The Border Patrol said the flow of people across the border is increasing steadily, despite a U.S. economic slump that has severely reduced jobs for illegal immigrants and legal residents alike. Post-holiday activity at the border has picked up more rapidly than usual, according to Border Patrol spokesman Steve Kean.

"It looks like apprehensions are really on a climb this year," Kean said. "It appears that the recession is worldwide. It appears that the same push-pull factors between Mexico and the U.S. exist."

But immigrant advocates say the apprehension statistics do not necessarily mean that a significantly larger number of illegal immigrants crossed the border. They attributed the rise in part to aggressive enforcement during the past year, as witnessed in installation of a new fence at the border that has aided Border Patrol agents and in repeat apprehensions of the same immigrants.

"Bandying about these kinds of figures gives the impression that we are somehow being overrun," said Claudia Smith of California Rural Legal Assistance, or CLRA, a legal aid group. "It gives the impression that the increase is massive. . . . We challenge the numbers."

Jorge Bustamante, dean of the College of the Northern Border in Tijuana, said the college's studies of northbound immigrants on the Mexican side of the border do not suggest a significant increase in illegal immigration for late 1991 over 1990. Apprehension statistics are an unreliable barometer because U.S. officials do not take into account the number of individual who are arrested many times, Bustamante said.

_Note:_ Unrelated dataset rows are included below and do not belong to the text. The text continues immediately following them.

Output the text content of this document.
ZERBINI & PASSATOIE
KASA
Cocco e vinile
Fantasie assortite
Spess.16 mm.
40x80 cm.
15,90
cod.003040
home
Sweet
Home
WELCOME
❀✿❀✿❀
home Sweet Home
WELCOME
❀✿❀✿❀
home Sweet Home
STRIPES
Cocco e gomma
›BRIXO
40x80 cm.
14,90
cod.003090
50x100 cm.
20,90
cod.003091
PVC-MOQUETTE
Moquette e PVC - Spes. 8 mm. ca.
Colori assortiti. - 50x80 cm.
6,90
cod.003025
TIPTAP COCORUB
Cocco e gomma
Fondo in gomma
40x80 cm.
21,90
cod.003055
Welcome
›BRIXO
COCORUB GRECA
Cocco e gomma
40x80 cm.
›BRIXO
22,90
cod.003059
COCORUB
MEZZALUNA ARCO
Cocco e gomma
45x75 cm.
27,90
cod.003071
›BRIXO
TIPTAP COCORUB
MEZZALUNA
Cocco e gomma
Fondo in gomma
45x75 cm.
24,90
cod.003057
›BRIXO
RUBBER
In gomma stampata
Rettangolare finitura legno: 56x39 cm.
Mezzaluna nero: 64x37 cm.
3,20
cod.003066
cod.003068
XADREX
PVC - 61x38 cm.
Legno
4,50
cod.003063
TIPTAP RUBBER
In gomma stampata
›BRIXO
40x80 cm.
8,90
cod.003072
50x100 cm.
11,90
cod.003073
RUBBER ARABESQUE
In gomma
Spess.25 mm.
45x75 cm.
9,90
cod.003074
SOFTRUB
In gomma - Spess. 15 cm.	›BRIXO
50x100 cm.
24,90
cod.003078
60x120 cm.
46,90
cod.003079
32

"The Border Patrol and the INS insist on using distorted data because arrest statistics are discussed as if they applied to different individuals, when they actually apply to different events," he said.

The slumping U.S. economy has made it harder even for legal immigrants such as farm workers and day laborers to survive, said the CLRA's Smith.

"Work is very hard even for documented immigrants to get," Smith said. "That's the most common refrain we are getting from our clients."

Clients also say that the Border Patrol has been catching more people in the canyons and neighborhoods north of the border because of new lighting and a 7-mile border fence installed over the past two years, Smith said.

Although Kean acknowledged that those have had an impact, he said they are not the only reason for the increase. As to the issue of repeat apprehensions, Kean said a Border Patrol survey of 53,000 illegal immigrants in a six-week period in 1988 showed that only 21% of those studied had been caught more than once.

The figures released Tuesday continue a steady increase of the past two years after several years of declining apprehensions that followed the record-setting 1986 fiscal year, when 629,656 people were arrested in the San Diego area. There were 540,347 arrests during the last fiscal year.

Border Patrol staffing levels in the sector remained almost constant during that period, at just below 800 agents, Kean said.

Another statistic shows the dramatic growth in use of a dangerous route by illegal immigrants at the border and around the Border Patrol checkpoint near San Clemente: Kean said the number of suspected illegal immigrants spotted crossing Interstate 5, where three people were killed last week as they attempted to dash across the freeway, has increased during the past year, from 162 to 250 each day.

The Border Patrol does a daily count of suspected illegal immigrants seen crossing or walking on the freeway.

Immigration on the Rise

Apprehensions of illegal immigrants by the San Diego sector of the Border Patrol in the fourth quarter of the last six years:

Period: Oct. 1 thru Jan. 20 1991-92: 147,332 1990-91: 130,351 Period: Oct. 1 thru Dec. 31 1989: 101,475 1988: 88,940 1987: 62,133 1986: 76,543 1985: 106,974 NOTE: Only fourth-quarter figures were available for 1989 and previous years.